Movie Review - Mulholland Dr.
User Rating:
2001 / 145 Minutes / R
Reviewed by Dale Nauertz
David Lynch, you’ve done it again. Now, hold on, before you call and reserve tickets, that isn’t necessarily a good thing.
I have never really cared for David Lynch. If that makes me a hopeless square, so be it. If that means I am not cool, not trendy, not a true cinema aficionado, well, whatever. I could give less of a shit. Lynch has always pissed me off for one simple reason: I can rarely tell what the fuck his movies are supposed to be about. He is capable of brilliance. After all, he did do “The Straight Story” which was simple and elegant in the way of a wonderful poem. In that movie, he was spot on in depicting the way people talked, the way they moved, the things they said and the things they left unsaid. “The Straight Story” was brilliant and beautiful and inspiring. It also gave me hope. I had hoped Lynch had turned a corner. Yes, I had heard that “Mulholland Drive” was a great film, one of the year’s best and perhaps Lynch’s greatest achievement. If his last film had been “Lost Highway”, then there is no way you would have gotten me near the theater. Because “Lost Highway” largely sucks. Sure, it had its moments. There is a chilling moment at a party where Bill Pullman is advised by a strange man to make a phone call to his own house….only to have the phone answered by himself. That moment rightly got on more than a couple “Creepies Moments in Cinema” lists. No one is better at darkness and depravity than David Lynch.

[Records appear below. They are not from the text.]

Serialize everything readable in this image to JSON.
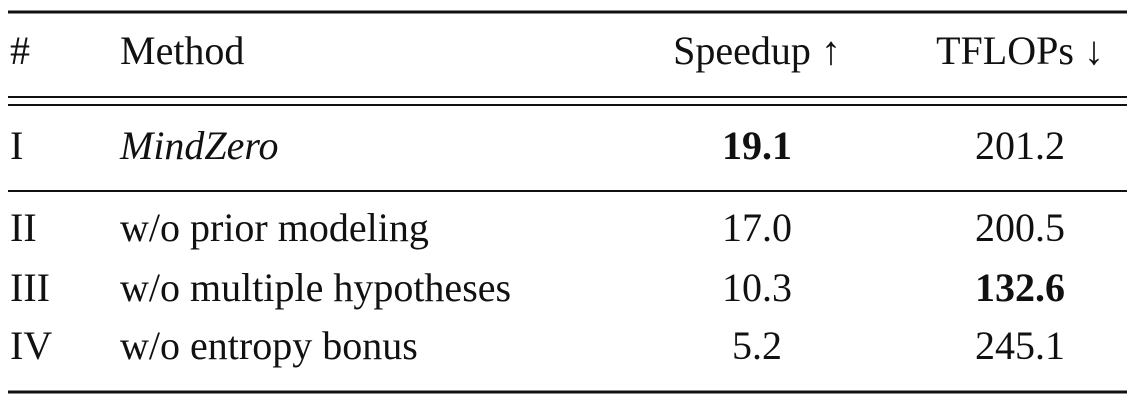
{
  "table": {
    "header": [
      "#",
      "Method",
      "Speedup ↑",
      "TFLOPs ↓"
    ],
    "rows": [
      [
        "I",
        "MindZero",
        "19.1",
        "201.2"
      ],
      [
        "II",
        "w/o prior modeling",
        "17.0",
        "200.5"
      ],
      [
        "III",
        "w/o multiple hypotheses",
        "10.3",
        "132.6"
      ],
      [
        "IV",
        "w/o entropy bonus",
        "5.2",
        "245.1"
      ]
    ]
  }
}
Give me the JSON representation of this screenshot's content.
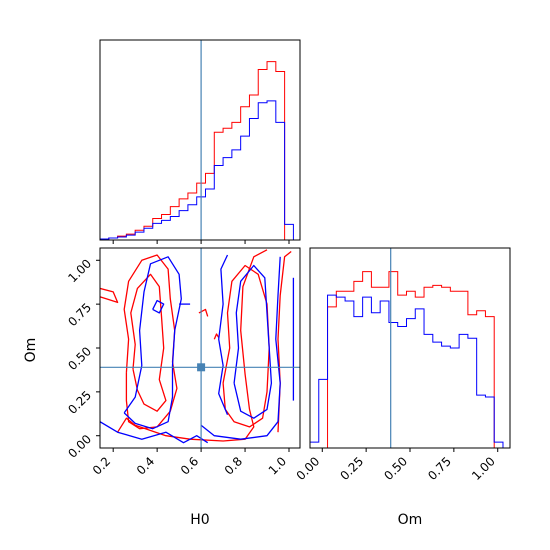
{
  "chart_data": {
    "type": "corner",
    "parameters": [
      "H0",
      "Om"
    ],
    "axis_labels": {
      "x_left": "H0",
      "x_right": "Om",
      "y_bottom_left": "Om"
    },
    "truths": {
      "H0": 0.6,
      "Om": 0.39
    },
    "truth_color": "#4682b4",
    "series_colors": {
      "red": "#ff0000",
      "blue": "#0000ff"
    },
    "ticks": {
      "H0": {
        "values": [
          0.2,
          0.4,
          0.6,
          0.8,
          1.0
        ],
        "labels": [
          "0.2",
          "0.4",
          "0.6",
          "0.8",
          "1.0"
        ]
      },
      "Om": {
        "values": [
          0.0,
          0.25,
          0.5,
          0.75,
          1.0
        ],
        "labels": [
          "0.00",
          "0.25",
          "0.50",
          "0.75",
          "1.00"
        ]
      }
    },
    "ranges": {
      "H0": [
        0.14,
        1.05
      ],
      "Om": [
        -0.07,
        1.07
      ]
    },
    "hist_H0": {
      "edges": [
        0.14,
        0.18,
        0.22,
        0.26,
        0.3,
        0.34,
        0.38,
        0.42,
        0.46,
        0.5,
        0.54,
        0.58,
        0.62,
        0.66,
        0.7,
        0.74,
        0.78,
        0.82,
        0.86,
        0.9,
        0.94,
        0.98,
        1.02
      ],
      "red": [
        0.005,
        0.01,
        0.02,
        0.03,
        0.05,
        0.07,
        0.11,
        0.13,
        0.17,
        0.21,
        0.24,
        0.29,
        0.34,
        0.55,
        0.57,
        0.6,
        0.68,
        0.74,
        0.87,
        0.91,
        0.86,
        0.0
      ],
      "blue": [
        0.005,
        0.01,
        0.015,
        0.025,
        0.04,
        0.06,
        0.085,
        0.1,
        0.12,
        0.15,
        0.18,
        0.22,
        0.26,
        0.38,
        0.42,
        0.46,
        0.53,
        0.62,
        0.7,
        0.71,
        0.6,
        0.08
      ]
    },
    "hist_Om": {
      "edges": [
        -0.07,
        -0.02,
        0.03,
        0.08,
        0.13,
        0.18,
        0.23,
        0.28,
        0.33,
        0.38,
        0.43,
        0.48,
        0.53,
        0.58,
        0.63,
        0.68,
        0.73,
        0.78,
        0.83,
        0.88,
        0.93,
        0.98,
        1.03
      ],
      "red": [
        0.0,
        0.0,
        0.72,
        0.8,
        0.8,
        0.85,
        0.9,
        0.82,
        0.82,
        0.9,
        0.78,
        0.8,
        0.77,
        0.82,
        0.83,
        0.82,
        0.8,
        0.8,
        0.68,
        0.7,
        0.67,
        0.0
      ],
      "blue": [
        0.03,
        0.35,
        0.78,
        0.77,
        0.75,
        0.67,
        0.77,
        0.69,
        0.75,
        0.64,
        0.62,
        0.66,
        0.71,
        0.58,
        0.54,
        0.52,
        0.51,
        0.58,
        0.56,
        0.27,
        0.26,
        0.03
      ]
    },
    "contours_2d": {
      "red": [
        [
          [
            0.29,
            0.38
          ],
          [
            0.3,
            0.52
          ],
          [
            0.28,
            0.7
          ],
          [
            0.31,
            0.84
          ],
          [
            0.37,
            0.92
          ],
          [
            0.41,
            0.85
          ],
          [
            0.42,
            0.68
          ],
          [
            0.43,
            0.5
          ],
          [
            0.41,
            0.32
          ],
          [
            0.44,
            0.2
          ],
          [
            0.4,
            0.14
          ],
          [
            0.34,
            0.18
          ],
          [
            0.31,
            0.26
          ],
          [
            0.29,
            0.38
          ]
        ],
        [
          [
            0.26,
            0.36
          ],
          [
            0.27,
            0.55
          ],
          [
            0.25,
            0.72
          ],
          [
            0.27,
            0.88
          ],
          [
            0.33,
            1.0
          ],
          [
            0.4,
            1.03
          ],
          [
            0.45,
            0.95
          ],
          [
            0.46,
            0.78
          ],
          [
            0.48,
            0.6
          ],
          [
            0.47,
            0.42
          ],
          [
            0.49,
            0.27
          ],
          [
            0.46,
            0.14
          ],
          [
            0.4,
            0.05
          ],
          [
            0.32,
            0.04
          ],
          [
            0.27,
            0.08
          ],
          [
            0.26,
            0.2
          ],
          [
            0.26,
            0.36
          ]
        ],
        [
          [
            0.22,
            0.02
          ],
          [
            0.26,
            0.1
          ],
          [
            0.3,
            0.06
          ],
          [
            0.44,
            0.0
          ],
          [
            0.55,
            -0.02
          ],
          [
            0.7,
            -0.03
          ],
          [
            0.8,
            -0.02
          ],
          [
            0.84,
            0.05
          ],
          [
            0.82,
            0.15
          ],
          [
            0.8,
            0.35
          ],
          [
            0.78,
            0.6
          ],
          [
            0.79,
            0.85
          ],
          [
            0.84,
            1.02
          ],
          [
            0.9,
            1.06
          ]
        ],
        [
          [
            0.7,
            0.3
          ],
          [
            0.73,
            0.5
          ],
          [
            0.72,
            0.7
          ],
          [
            0.74,
            0.88
          ],
          [
            0.8,
            0.97
          ],
          [
            0.86,
            0.92
          ],
          [
            0.9,
            0.75
          ],
          [
            0.91,
            0.5
          ],
          [
            0.9,
            0.25
          ],
          [
            0.88,
            0.1
          ],
          [
            0.82,
            0.05
          ],
          [
            0.75,
            0.08
          ],
          [
            0.71,
            0.15
          ],
          [
            0.7,
            0.3
          ]
        ],
        [
          [
            0.95,
            0.02
          ],
          [
            0.96,
            0.3
          ],
          [
            0.95,
            0.55
          ],
          [
            0.96,
            0.8
          ],
          [
            0.98,
            1.02
          ],
          [
            1.01,
            1.05
          ]
        ],
        [
          [
            0.12,
            0.8
          ],
          [
            0.17,
            0.78
          ],
          [
            0.22,
            0.76
          ],
          [
            0.2,
            0.82
          ],
          [
            0.14,
            0.84
          ],
          [
            0.12,
            0.8
          ]
        ],
        [
          [
            0.59,
            0.7
          ],
          [
            0.62,
            0.72
          ],
          [
            0.63,
            0.68
          ]
        ],
        [
          [
            0.66,
            0.55
          ],
          [
            0.67,
            0.58
          ],
          [
            0.68,
            0.56
          ]
        ]
      ],
      "blue": [
        [
          [
            0.25,
            0.13
          ],
          [
            0.3,
            0.22
          ],
          [
            0.33,
            0.4
          ],
          [
            0.32,
            0.6
          ],
          [
            0.34,
            0.82
          ],
          [
            0.37,
            0.98
          ],
          [
            0.45,
            1.02
          ],
          [
            0.5,
            0.92
          ],
          [
            0.51,
            0.78
          ],
          [
            0.48,
            0.6
          ],
          [
            0.47,
            0.4
          ],
          [
            0.47,
            0.22
          ],
          [
            0.45,
            0.08
          ],
          [
            0.38,
            0.04
          ],
          [
            0.3,
            0.07
          ],
          [
            0.25,
            0.13
          ]
        ],
        [
          [
            0.14,
            0.08
          ],
          [
            0.22,
            0.02
          ],
          [
            0.33,
            -0.02
          ],
          [
            0.44,
            0.02
          ],
          [
            0.52,
            -0.04
          ],
          [
            0.58,
            0.0
          ],
          [
            0.63,
            -0.04
          ]
        ],
        [
          [
            0.75,
            0.3
          ],
          [
            0.77,
            0.5
          ],
          [
            0.76,
            0.7
          ],
          [
            0.78,
            0.88
          ],
          [
            0.84,
            0.97
          ],
          [
            0.89,
            0.9
          ],
          [
            0.9,
            0.7
          ],
          [
            0.91,
            0.5
          ],
          [
            0.92,
            0.3
          ],
          [
            0.9,
            0.15
          ],
          [
            0.84,
            0.1
          ],
          [
            0.78,
            0.14
          ],
          [
            0.75,
            0.3
          ]
        ],
        [
          [
            0.6,
            0.06
          ],
          [
            0.66,
            0.0
          ],
          [
            0.78,
            -0.02
          ],
          [
            0.9,
            0.0
          ],
          [
            0.95,
            0.08
          ],
          [
            0.96,
            0.3
          ],
          [
            0.94,
            0.55
          ],
          [
            0.95,
            0.8
          ],
          [
            0.96,
            1.02
          ]
        ],
        [
          [
            0.72,
            0.12
          ],
          [
            0.68,
            0.24
          ],
          [
            0.7,
            0.4
          ],
          [
            0.68,
            0.55
          ],
          [
            0.7,
            0.75
          ],
          [
            0.69,
            0.95
          ],
          [
            0.72,
            1.03
          ]
        ],
        [
          [
            0.38,
            0.72
          ],
          [
            0.41,
            0.7
          ],
          [
            0.43,
            0.75
          ],
          [
            0.4,
            0.77
          ],
          [
            0.38,
            0.72
          ]
        ],
        [
          [
            0.5,
            0.75
          ],
          [
            0.55,
            0.75
          ]
        ],
        [
          [
            1.02,
            0.2
          ],
          [
            1.02,
            0.9
          ]
        ]
      ]
    }
  }
}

So far so good, right? Not quite. Because, while Dave does have a great idea of how to craft a creepy moment, he doesn’t really know how to add them up. “Lost Highway” was without punch because the film was a total washout. There was no sense to it, no purpose. It was a collage of images that, when you finally added them up, didn’t really mean anything. It was a meandering, sometimes intriguing, challenging and ultimately frustrating piece of crap. Well, I hate to break this to you, but “Mulholland Drive”, despite its presence on every top ten critic’s list I have seen, is completely fucked in the head.
The story. What is the story? Good question. I watched the whole movie and I couldn’t tell you. Every so often, I thought that the movie was going somewhere. I thought that there was some grand design behind it all. But I was wrong. The film concerns an amnesiac woman (Lara Harring) and the plucky young actress whose house she invades (Naomi Watts). The woman can only remember that she had been in a car accident on Mulholland Drive. In their attempts to piece together the events she underwent previous to her accident, the story meanders through wheelchair-bound dwarves, spontaneous Spanish speaking, a director named Adam whose wife appears to be getting boffed by Billy Ray Cyrus (I’m not kidding! I swear it’s him!), strange magic/music shows, lesbianism, and a man who is very picky about his espresso. None of it gels into anything remotely resembling sense. It flirts with having a point every so often, but ultimately, the film would rather just go nuts and show you a lot of strange imagery. Watching “Mulholland Drive” is about like taking a ride in a taxi and, just when you’re about to get to your destination, the driver bails out and you have no way of controlling the vehicle. And it’s less fun.
There are moments that are intriguing. There are interesting characters and ideas. In fact, that’s the thing that pissed me off so much about this movie. I cared about these characters. I wanted to know what was happening. I wanted to know what the purpose of it all was. But apparently, I cared more than Lynch did. In the end, David would rather just attempt to shock us and show us some creepy stuff. The film doesn’t even work on that level. More than once toward the end of this film, when I take it I was supposed to be creeped out, I was simply laughing at the ludicrous ineptitude of it all. It was more silly than suspenseful. And the lesbian scene, hot and welcome as it was, had all the point and purpose such a film has in a porno, except that it comes even more out of nowhere.
I could take all this if I thought there was some higher purpose behind it all, if there were some theme I could ponder and explore later. But there isn’t. If there is, I don’t know what the hell it is. I like a movie that challenges my intelligence, but I like this one doesn’t. It simply frustrates my intelligence. Just when I thought the movie did have a point, it did a complete 180 and left me scratching my ass. Maybe there is something there, down deep, very, very deep. But you know what? I have better things to do with my life. Yes, even I do. I don’t need to spend hours on the internet analyzing Lynch’s insane delusions. Thanks anyway. I prefer “The Straight Story” which explores interesting ideas and introduces intriguing characters without ultimately pissing me off.
If this is your sort of thing, then you’ll eat this shit up with a spoon. It isn’t mine. Say that I “didn’t get it”. Say that I’m an idiot. Whatever. I don’t give a shit. I don’t need this aggravation.